The Australian clinical trial ran 12 weeks, and the subgroup that showed a statistically significant fat-loss signal demonstrated measurable changes in body composition by DEXA scan within that timeframe. Anecdotal reports from the research community generally describe noticeable body composition changes beginning at 4-8 weeks with consistent use, though individual variation is significant. Unlike GLP-1 agonists, AOD-9604 does not produce dramatic appetite changes or rapid scale weight loss — the effects, if present, tend to be more gradual and more specifically reflected in body fat percentage rather than total body weight.
Can you combine it with GLP-1 agonists?
Because AOD-9604 and GLP-1 agonists work through entirely different mechanisms — direct lipolysis stimulation versus central appetite suppression — there is no pharmacological reason they could not be used concurrently. Some researchers have speculated that the combination might be synergistic, addressing fat loss from both the supply side and the demand side. However, this combination has not been studied in controlled clinical trials, and any such approach should be discussed with a qualified clinician.
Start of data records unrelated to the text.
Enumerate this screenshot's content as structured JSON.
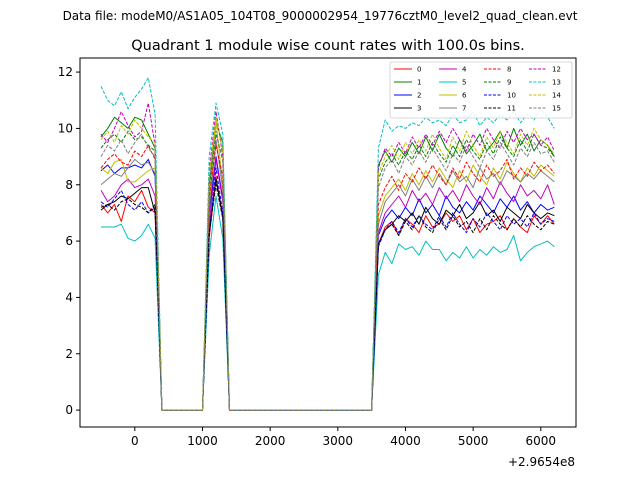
{
  "figure": {
    "suptitle": "Data file: modeM0/AS1A05_104T08_9000002954_19776cztM0_level2_quad_clean.evt",
    "offset_label": "+2.9654e8"
  },
  "chart_data": {
    "type": "line",
    "title": "Quadrant 1 module wise count rates with 100.0s bins.",
    "xlabel": "",
    "ylabel": "",
    "xlim": [
      -810,
      6520
    ],
    "ylim": [
      -0.6,
      12.5
    ],
    "x_ticks": [
      0,
      1000,
      2000,
      3000,
      4000,
      5000,
      6000
    ],
    "y_ticks": [
      0,
      2,
      4,
      6,
      8,
      10,
      12
    ],
    "x_tick_labels": [
      "0",
      "1000",
      "2000",
      "3000",
      "4000",
      "5000",
      "6000"
    ],
    "y_tick_labels": [
      "0",
      "2",
      "4",
      "6",
      "8",
      "10",
      "12"
    ],
    "legend_position": "top-right",
    "x": [
      -500,
      -400,
      -300,
      -200,
      -100,
      0,
      100,
      200,
      300,
      400,
      500,
      600,
      700,
      800,
      900,
      1000,
      1100,
      1200,
      1300,
      1400,
      1500,
      1600,
      1700,
      1800,
      1900,
      2000,
      2100,
      2200,
      2300,
      2400,
      2500,
      2600,
      2700,
      2800,
      2900,
      3000,
      3100,
      3200,
      3300,
      3400,
      3500,
      3600,
      3700,
      3800,
      3900,
      4000,
      4100,
      4200,
      4300,
      4400,
      4500,
      4600,
      4700,
      4800,
      4900,
      5000,
      5100,
      5200,
      5300,
      5400,
      5500,
      5600,
      5700,
      5800,
      5900,
      6000,
      6100,
      6200
    ],
    "series": [
      {
        "name": "0",
        "color": "#ff0000",
        "dash": "solid",
        "values": [
          7.3,
          7.0,
          7.3,
          6.7,
          7.6,
          7.4,
          7.8,
          7.2,
          7.0,
          0.0,
          0.0,
          0.0,
          0.0,
          0.0,
          0.0,
          0.0,
          6.1,
          8.3,
          6.8,
          0.0,
          0.0,
          0.0,
          0.0,
          0.0,
          0.0,
          0.0,
          0.0,
          0.0,
          0.0,
          0.0,
          0.0,
          0.0,
          0.0,
          0.0,
          0.0,
          0.0,
          0.0,
          0.0,
          0.0,
          0.0,
          0.0,
          5.9,
          6.5,
          6.7,
          6.2,
          6.8,
          6.6,
          6.3,
          6.9,
          6.5,
          6.6,
          7.0,
          6.7,
          6.9,
          6.4,
          6.8,
          6.3,
          6.6,
          6.7,
          6.9,
          6.4,
          6.8,
          6.5,
          6.3,
          6.9,
          6.6,
          6.9,
          6.6
        ]
      },
      {
        "name": "1",
        "color": "#008000",
        "dash": "solid",
        "values": [
          9.7,
          10.0,
          10.4,
          10.2,
          10.0,
          10.4,
          10.3,
          9.8,
          9.3,
          0.0,
          0.0,
          0.0,
          0.0,
          0.0,
          0.0,
          0.0,
          8.0,
          10.2,
          9.5,
          0.0,
          0.0,
          0.0,
          0.0,
          0.0,
          0.0,
          0.0,
          0.0,
          0.0,
          0.0,
          0.0,
          0.0,
          0.0,
          0.0,
          0.0,
          0.0,
          0.0,
          0.0,
          0.0,
          0.0,
          0.0,
          0.0,
          8.7,
          9.2,
          8.8,
          9.3,
          9.0,
          9.5,
          9.1,
          9.7,
          9.2,
          9.8,
          9.3,
          9.0,
          9.6,
          9.1,
          9.4,
          9.8,
          9.2,
          9.5,
          9.9,
          9.3,
          10.0,
          9.4,
          9.8,
          9.2,
          9.6,
          9.4,
          9.0
        ]
      },
      {
        "name": "2",
        "color": "#0000ff",
        "dash": "solid",
        "values": [
          8.5,
          8.7,
          8.4,
          8.6,
          8.6,
          8.7,
          8.6,
          8.9,
          8.3,
          0.0,
          0.0,
          0.0,
          0.0,
          0.0,
          0.0,
          0.0,
          7.0,
          9.0,
          7.5,
          0.0,
          0.0,
          0.0,
          0.0,
          0.0,
          0.0,
          0.0,
          0.0,
          0.0,
          0.0,
          0.0,
          0.0,
          0.0,
          0.0,
          0.0,
          0.0,
          0.0,
          0.0,
          0.0,
          0.0,
          0.0,
          0.0,
          6.2,
          6.8,
          7.1,
          6.8,
          7.2,
          6.9,
          7.5,
          7.0,
          7.3,
          6.9,
          7.6,
          7.2,
          7.0,
          7.4,
          7.1,
          7.6,
          7.3,
          7.0,
          7.5,
          7.2,
          7.6,
          7.1,
          7.4,
          7.0,
          7.3,
          7.1,
          7.2
        ]
      },
      {
        "name": "3",
        "color": "#000000",
        "dash": "solid",
        "values": [
          7.1,
          7.3,
          7.4,
          7.6,
          7.5,
          7.7,
          7.9,
          7.9,
          7.0,
          0.0,
          0.0,
          0.0,
          0.0,
          0.0,
          0.0,
          0.0,
          6.4,
          8.2,
          6.9,
          0.0,
          0.0,
          0.0,
          0.0,
          0.0,
          0.0,
          0.0,
          0.0,
          0.0,
          0.0,
          0.0,
          0.0,
          0.0,
          0.0,
          0.0,
          0.0,
          0.0,
          0.0,
          0.0,
          0.0,
          0.0,
          0.0,
          5.9,
          6.4,
          6.6,
          6.9,
          6.7,
          7.0,
          6.6,
          7.2,
          6.8,
          6.6,
          7.1,
          6.9,
          7.3,
          6.8,
          7.0,
          7.4,
          6.9,
          7.1,
          6.7,
          7.2,
          7.0,
          6.8,
          7.3,
          7.0,
          6.8,
          7.0,
          6.9
        ]
      },
      {
        "name": "4",
        "color": "#bf00bf",
        "dash": "solid",
        "values": [
          7.8,
          7.4,
          7.6,
          8.0,
          8.2,
          7.9,
          8.0,
          8.2,
          7.6,
          0.0,
          0.0,
          0.0,
          0.0,
          0.0,
          0.0,
          0.0,
          6.6,
          8.9,
          7.4,
          0.0,
          0.0,
          0.0,
          0.0,
          0.0,
          0.0,
          0.0,
          0.0,
          0.0,
          0.0,
          0.0,
          0.0,
          0.0,
          0.0,
          0.0,
          0.0,
          0.0,
          0.0,
          0.0,
          0.0,
          0.0,
          0.0,
          6.3,
          7.0,
          7.3,
          7.6,
          7.2,
          7.8,
          7.4,
          7.7,
          7.3,
          7.9,
          7.5,
          7.8,
          7.4,
          8.0,
          7.6,
          7.3,
          7.9,
          7.5,
          8.1,
          7.7,
          7.4,
          8.0,
          7.6,
          7.8,
          7.5,
          8.0,
          7.3
        ]
      },
      {
        "name": "5",
        "color": "#00bfbf",
        "dash": "solid",
        "values": [
          6.5,
          6.5,
          6.5,
          6.6,
          6.1,
          6.0,
          6.2,
          6.6,
          6.1,
          0.0,
          0.0,
          0.0,
          0.0,
          0.0,
          0.0,
          0.0,
          5.5,
          7.6,
          6.1,
          0.0,
          0.0,
          0.0,
          0.0,
          0.0,
          0.0,
          0.0,
          0.0,
          0.0,
          0.0,
          0.0,
          0.0,
          0.0,
          0.0,
          0.0,
          0.0,
          0.0,
          0.0,
          0.0,
          0.0,
          0.0,
          0.0,
          4.8,
          5.6,
          5.2,
          5.9,
          5.7,
          5.8,
          5.5,
          6.0,
          5.7,
          5.7,
          5.3,
          5.6,
          5.4,
          5.8,
          5.4,
          5.7,
          5.5,
          5.8,
          5.6,
          5.7,
          6.2,
          5.3,
          5.6,
          5.8,
          5.9,
          6.0,
          5.8
        ]
      },
      {
        "name": "6",
        "color": "#bfbf00",
        "dash": "solid",
        "values": [
          8.6,
          8.4,
          8.8,
          8.9,
          8.1,
          8.1,
          8.3,
          8.5,
          8.6,
          0.0,
          0.0,
          0.0,
          0.0,
          0.0,
          0.0,
          0.0,
          7.3,
          10.3,
          7.9,
          0.0,
          0.0,
          0.0,
          0.0,
          0.0,
          0.0,
          0.0,
          0.0,
          0.0,
          0.0,
          0.0,
          0.0,
          0.0,
          0.0,
          0.0,
          0.0,
          0.0,
          0.0,
          0.0,
          0.0,
          0.0,
          0.0,
          6.9,
          7.6,
          7.9,
          8.2,
          7.8,
          8.4,
          8.0,
          8.5,
          8.1,
          8.6,
          8.2,
          7.9,
          8.5,
          8.1,
          8.7,
          8.3,
          8.0,
          8.6,
          8.2,
          8.8,
          8.4,
          8.1,
          8.6,
          8.3,
          8.7,
          8.5,
          8.3
        ]
      },
      {
        "name": "7",
        "color": "#7f7f7f",
        "dash": "solid",
        "values": [
          8.0,
          8.2,
          8.4,
          8.3,
          8.6,
          8.9,
          8.7,
          8.8,
          8.4,
          0.0,
          0.0,
          0.0,
          0.0,
          0.0,
          0.0,
          0.0,
          7.1,
          9.6,
          7.8,
          0.0,
          0.0,
          0.0,
          0.0,
          0.0,
          0.0,
          0.0,
          0.0,
          0.0,
          0.0,
          0.0,
          0.0,
          0.0,
          0.0,
          0.0,
          0.0,
          0.0,
          0.0,
          0.0,
          0.0,
          0.0,
          0.0,
          6.6,
          7.4,
          7.7,
          8.0,
          7.6,
          8.2,
          7.8,
          8.3,
          7.9,
          8.4,
          8.0,
          8.5,
          8.1,
          8.3,
          7.9,
          8.6,
          8.2,
          8.4,
          8.0,
          8.5,
          8.3,
          8.1,
          8.4,
          8.2,
          8.5,
          8.3,
          8.1
        ]
      },
      {
        "name": "8",
        "color": "#ff0000",
        "dash": "dashed",
        "values": [
          8.6,
          8.9,
          9.1,
          8.8,
          8.7,
          9.2,
          9.0,
          9.4,
          8.9,
          0.0,
          0.0,
          0.0,
          0.0,
          0.0,
          0.0,
          0.0,
          7.6,
          9.4,
          8.3,
          0.0,
          0.0,
          0.0,
          0.0,
          0.0,
          0.0,
          0.0,
          0.0,
          0.0,
          0.0,
          0.0,
          0.0,
          0.0,
          0.0,
          0.0,
          0.0,
          0.0,
          0.0,
          0.0,
          0.0,
          0.0,
          0.0,
          7.3,
          7.9,
          8.3,
          7.8,
          8.4,
          8.1,
          8.6,
          8.2,
          8.7,
          8.3,
          8.0,
          8.6,
          8.2,
          8.8,
          8.4,
          8.1,
          8.7,
          8.3,
          8.5,
          8.9,
          8.2,
          8.6,
          8.3,
          8.8,
          8.5,
          8.7,
          8.4
        ]
      },
      {
        "name": "9",
        "color": "#008000",
        "dash": "dashed",
        "values": [
          9.3,
          9.6,
          9.8,
          9.5,
          9.9,
          9.6,
          9.7,
          9.4,
          9.2,
          0.0,
          0.0,
          0.0,
          0.0,
          0.0,
          0.0,
          0.0,
          7.9,
          9.8,
          8.9,
          0.0,
          0.0,
          0.0,
          0.0,
          0.0,
          0.0,
          0.0,
          0.0,
          0.0,
          0.0,
          0.0,
          0.0,
          0.0,
          0.0,
          0.0,
          0.0,
          0.0,
          0.0,
          0.0,
          0.0,
          0.0,
          0.0,
          8.2,
          8.8,
          9.1,
          8.7,
          9.2,
          8.9,
          9.4,
          9.0,
          9.5,
          9.1,
          8.8,
          9.4,
          9.0,
          9.6,
          9.2,
          8.9,
          9.5,
          9.1,
          9.7,
          9.3,
          9.0,
          9.6,
          9.2,
          9.8,
          9.4,
          9.3,
          9.0
        ]
      },
      {
        "name": "10",
        "color": "#0000ff",
        "dash": "dashed",
        "values": [
          7.4,
          7.2,
          7.5,
          7.8,
          7.3,
          7.1,
          7.4,
          7.0,
          7.2,
          0.0,
          0.0,
          0.0,
          0.0,
          0.0,
          0.0,
          0.0,
          6.2,
          8.6,
          7.0,
          0.0,
          0.0,
          0.0,
          0.0,
          0.0,
          0.0,
          0.0,
          0.0,
          0.0,
          0.0,
          0.0,
          0.0,
          0.0,
          0.0,
          0.0,
          0.0,
          0.0,
          0.0,
          0.0,
          0.0,
          0.0,
          0.0,
          5.8,
          6.4,
          6.7,
          6.3,
          6.8,
          6.5,
          6.9,
          6.6,
          6.4,
          6.9,
          6.5,
          7.0,
          6.6,
          6.3,
          6.8,
          6.5,
          7.0,
          6.7,
          6.4,
          6.9,
          6.6,
          6.8,
          6.5,
          7.0,
          6.6,
          6.8,
          6.7
        ]
      },
      {
        "name": "11",
        "color": "#000000",
        "dash": "dashed",
        "values": [
          7.2,
          7.3,
          7.1,
          7.4,
          7.5,
          7.3,
          7.2,
          7.0,
          7.3,
          0.0,
          0.0,
          0.0,
          0.0,
          0.0,
          0.0,
          0.0,
          6.3,
          8.0,
          6.8,
          0.0,
          0.0,
          0.0,
          0.0,
          0.0,
          0.0,
          0.0,
          0.0,
          0.0,
          0.0,
          0.0,
          0.0,
          0.0,
          0.0,
          0.0,
          0.0,
          0.0,
          0.0,
          0.0,
          0.0,
          0.0,
          0.0,
          5.9,
          6.4,
          6.6,
          6.2,
          6.7,
          6.4,
          6.9,
          6.5,
          6.3,
          6.8,
          6.4,
          6.9,
          6.5,
          6.7,
          6.3,
          6.8,
          6.4,
          6.9,
          6.6,
          6.4,
          6.8,
          6.5,
          6.9,
          6.6,
          6.4,
          6.7,
          6.6
        ]
      },
      {
        "name": "12",
        "color": "#bf00bf",
        "dash": "dashed",
        "values": [
          9.8,
          9.5,
          10.0,
          10.6,
          10.1,
          9.7,
          9.9,
          10.9,
          9.4,
          0.0,
          0.0,
          0.0,
          0.0,
          0.0,
          0.0,
          0.0,
          8.5,
          10.6,
          9.0,
          0.0,
          0.0,
          0.0,
          0.0,
          0.0,
          0.0,
          0.0,
          0.0,
          0.0,
          0.0,
          0.0,
          0.0,
          0.0,
          0.0,
          0.0,
          0.0,
          0.0,
          0.0,
          0.0,
          0.0,
          0.0,
          0.0,
          8.6,
          9.3,
          9.0,
          9.5,
          9.1,
          9.7,
          9.3,
          9.8,
          9.4,
          9.9,
          9.5,
          10.0,
          9.6,
          9.2,
          9.8,
          9.4,
          10.0,
          9.6,
          9.3,
          9.9,
          9.5,
          10.0,
          9.6,
          9.8,
          9.4,
          9.7,
          9.2
        ]
      },
      {
        "name": "13",
        "color": "#00bfbf",
        "dash": "dashed",
        "values": [
          11.5,
          11.0,
          10.8,
          11.3,
          10.7,
          11.1,
          11.4,
          11.8,
          10.5,
          0.0,
          0.0,
          0.0,
          0.0,
          0.0,
          0.0,
          0.0,
          9.0,
          10.9,
          9.8,
          0.0,
          0.0,
          0.0,
          0.0,
          0.0,
          0.0,
          0.0,
          0.0,
          0.0,
          0.0,
          0.0,
          0.0,
          0.0,
          0.0,
          0.0,
          0.0,
          0.0,
          0.0,
          0.0,
          0.0,
          0.0,
          0.0,
          9.3,
          10.3,
          9.9,
          10.1,
          10.0,
          10.2,
          10.1,
          10.4,
          10.2,
          10.3,
          10.1,
          10.5,
          10.2,
          10.3,
          10.6,
          10.1,
          10.4,
          10.2,
          10.5,
          10.3,
          10.6,
          10.2,
          10.5,
          10.3,
          10.7,
          10.4,
          10.0
        ]
      },
      {
        "name": "14",
        "color": "#bfbf00",
        "dash": "dashed",
        "values": [
          9.6,
          9.9,
          9.5,
          10.1,
          9.8,
          10.3,
          10.0,
          9.7,
          9.5,
          0.0,
          0.0,
          0.0,
          0.0,
          0.0,
          0.0,
          0.0,
          8.3,
          10.4,
          9.2,
          0.0,
          0.0,
          0.0,
          0.0,
          0.0,
          0.0,
          0.0,
          0.0,
          0.0,
          0.0,
          0.0,
          0.0,
          0.0,
          0.0,
          0.0,
          0.0,
          0.0,
          0.0,
          0.0,
          0.0,
          0.0,
          0.0,
          8.4,
          9.0,
          9.4,
          8.9,
          9.5,
          9.1,
          9.6,
          9.2,
          9.8,
          9.3,
          8.9,
          9.7,
          9.2,
          9.9,
          9.4,
          9.0,
          9.7,
          9.3,
          9.9,
          9.5,
          9.1,
          9.8,
          9.4,
          10.0,
          9.6,
          9.4,
          9.1
        ]
      },
      {
        "name": "15",
        "color": "#7f7f7f",
        "dash": "dashed",
        "values": [
          9.0,
          9.4,
          9.2,
          9.6,
          9.1,
          9.5,
          9.8,
          9.3,
          9.0,
          0.0,
          0.0,
          0.0,
          0.0,
          0.0,
          0.0,
          0.0,
          8.1,
          9.9,
          8.8,
          0.0,
          0.0,
          0.0,
          0.0,
          0.0,
          0.0,
          0.0,
          0.0,
          0.0,
          0.0,
          0.0,
          0.0,
          0.0,
          0.0,
          0.0,
          0.0,
          0.0,
          0.0,
          0.0,
          0.0,
          0.0,
          0.0,
          7.9,
          8.6,
          8.9,
          8.4,
          9.0,
          8.7,
          9.2,
          8.8,
          9.3,
          8.9,
          8.5,
          9.1,
          8.8,
          9.4,
          9.0,
          8.6,
          9.2,
          8.9,
          9.5,
          9.1,
          8.7,
          9.3,
          9.0,
          9.5,
          9.1,
          9.2,
          8.8
        ]
      }
    ]
  }
}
Is AOD-9604 the same thing as HGH Fragment 176-191?
This is a common source of confusion. HGH Fragment 176-191 and AOD-9604 are closely related but not identical. Both consist of amino acids 177-191 from the C-terminal region of human growth hormone. However, AOD-9604 includes an additional tyrosine residue at the N-terminal end, which was added to improve stability and activity. In practice, the terms are sometimes used interchangeably in informal contexts, but they are technically distinct molecules. AOD-9604 is the version that was used in the clinical trials and has the TGA safety clearance.
What are the side effects?
This is one of AOD-9604's most appealing characteristics. The side effect profile in clinical trials was essentially equivalent to placebo. No significant nausea, no gastrointestinal disruption, no changes in blood glucose, insulin, or IGF-1 levels, and no serious adverse events attributed to the compound. Some users report mild injection-site irritation with subcutaneous administration, which is common with any injectable peptide and typically resolves quickly. The TGA's safety assessment specifically noted the absence of significant adverse effects.
Why do people call it a "gateway" fat-loss peptide?
The term reflects AOD-9604's position as a lower-intensity option with minimal side effects. People who are new to the peptide space and want to start with something gentle often consider AOD-9604 before moving to more potent compounds like GLP-1 agonists. If you can achieve your body composition goals with a mild compound, there is no need for a more aggressive one. If the results are insufficient, you have learned how your body responds to peptide therapy in general and can make a more informed decision about escalating. I think this is reasonable logic, though I would emphasize that "gateway" should not imply AOD-9604 is merely a stepping stone — for some people, it may be entirely sufficient.